Z dotychczasowych ustaleń policjantów wynika, że pomysłodawcą trwającego od stycznia 2007 r. do maja br. procederu był 24 letni informatyk z Krakowa Zbigniew T. Pomagał mu 22 letni koszaliński informatyk Paweł P.
Paweł P. łamał hasła dostępu do serwerów firm, następnie przekazywał je Zbigniewowi T., który wchodził na strony internetowe przedsiębiorstw i zmieniał widniejące tam numery kont na numery rachunków bankowych założonych wcześniej przez tzw. słupy. Konta te były szybko czyszczone, a przelane na nie pieniądze trafiały do Zbigniewa T. Za otwarcie rachunku T. płacił słupom 10-20% przelanej na ich konto kwoty.
W proceder, oprócz aresztowanych tymczasowo informatyków i jednego z właścicieli założonych specjalnie na potrzeby oszustwa rachunków, zaangażowanych było jeszcze kilkanaście innych osób.
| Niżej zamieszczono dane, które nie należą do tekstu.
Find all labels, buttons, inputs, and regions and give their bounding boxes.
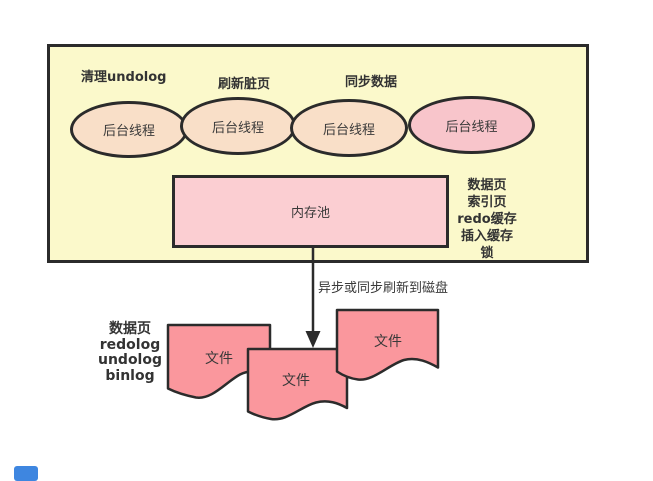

Kilka z nich już zatrzymano.
– Zarzuty przedstawiono dotychczas czterem osobom. Żadna z nich nie przyznała się do oszustwa. Główny podejrzany Zbigniew T. odmówił składania wyjaśnień – powiedział rzecznik koszalińskiej prokuratury, Ryszard Gąsiorowski.
Jak wynika z dotychczasowych ustaleń policji, oszuści kontaktowali się ze sobą niemal wyłącznie za pośrednictwem internetowych komunikatorów, poczty elektronicznej i telefonów. Żaden z nich nigdy nie widział Zbigniewa T. Podejrzanym grozi do 10 lat więzienia.